In order to understand something, you need to have just the right distance from it. Either too close by or too far off brings the same result: you can’t see a damn thing!

With our restless minds, we always either jump on something difficult or we get too far away from it. It’s the classic fight or flight response.

Fight, and you sometimes get through it but ,most likely, your frustration levels will soar so much that your only option left is to:

Flight.

You flee.

You quit learning your new language.

Not good.

So both options are out of the window. Fortunately, you don’t have to fight or flee. A superior kind of behavior is possible.

Delay Your Understanding

So how can you outfox your fight or flight response and make learning a new language a less frustrating experience?

By deliberately delaying your understanding.

Sound strange?

It really isn’t.

Like I said, usually when faced with challenging material, we fight, we tighten up, we struggle … until we can’t anymore and we flee.

The time that we fight depends on the person. But it’s the fighting with the material that potentially leads us to quit learning the language.

The urge to fight really comes from that need to understand something right now. If we could somehow delay that urge we would prevent a lot of frustration.

Stepping Back

One way to achieve this is by stepping back when faced with a real challenge. Don’t try to understand. Instead, relax and step back.

Studies have shown that stress inhibits learning, so with learning a language we don’t want (negative) stress involved.

So instead of fighting with it:

  • Relax
  • Step back, and…
  • Give some time to your brain to understand the new information

Some time?

Yes, a few minutes, hours, days or even weeks, if necessary.

You can’t force an Aha! moment. And even less when you’re stressed.

If you can’t understand how to use a certain grammar construction of your target language. You must be patient. Just move on to something else for now. Often, you understand it later down the road and without struggle.

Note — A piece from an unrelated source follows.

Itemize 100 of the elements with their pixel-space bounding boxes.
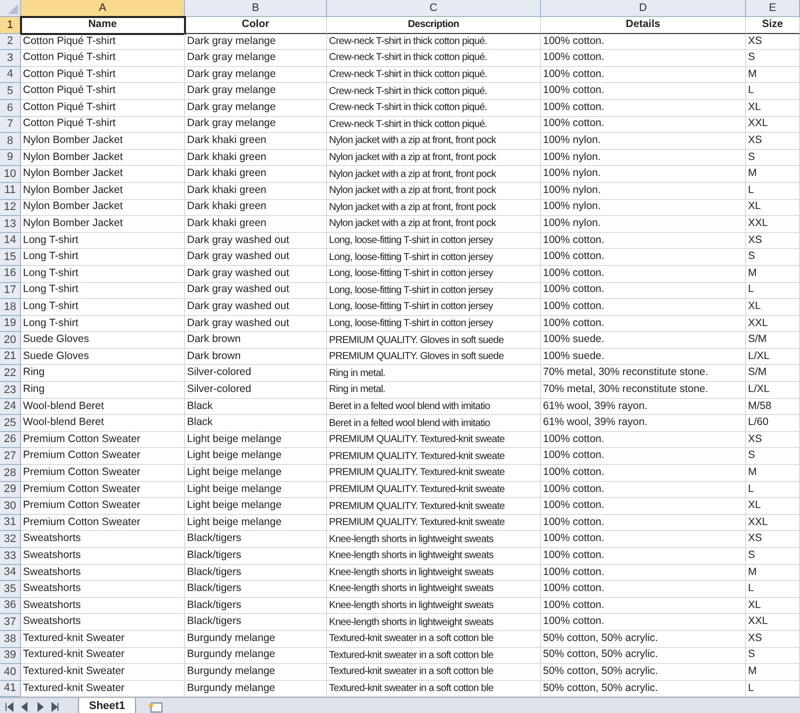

Don’t Do This With Everything!

There are things you pretty much instantly grasp. Should you delay understanding those things?

Of course not. That would be shooting yourself in the foot.

You see, those things won’t stress you. They won’t trigger your inner alarm.

And that’s the key. Your inner alarm. When it sounds, when you feel the struggle, then it’s time to relax, step back and accept to delay your understanding.

You will understand later. It may just be a matter of enough exposure to what you’re struggling with, reading different explanations of it, or leaving it alone for a while for it to sink in. But if you stress out hard enough, most likely there will be no later.

Experience

If you’ve successfully learned another language, then you intuitively already know all that I’ve talked about in this article. You may even, subconsciously or not, apply this delay-your-understanding method already.

In that case, you learned from experience. But it took time and pain to figure it all out, right?

To those of you who haven’t learned another language yet: this is your chance to save a lot of time and frustration!

Instead of learning the hard way, start using this method now, or at least something similar, and you’ll have a gigantic advantage.

You don’t have to stress out about a difficult word or grammar rule. You really don’t.

Just recognize your inner alarm (the stress response), relax, step back and give some time to your brain to understand the new information.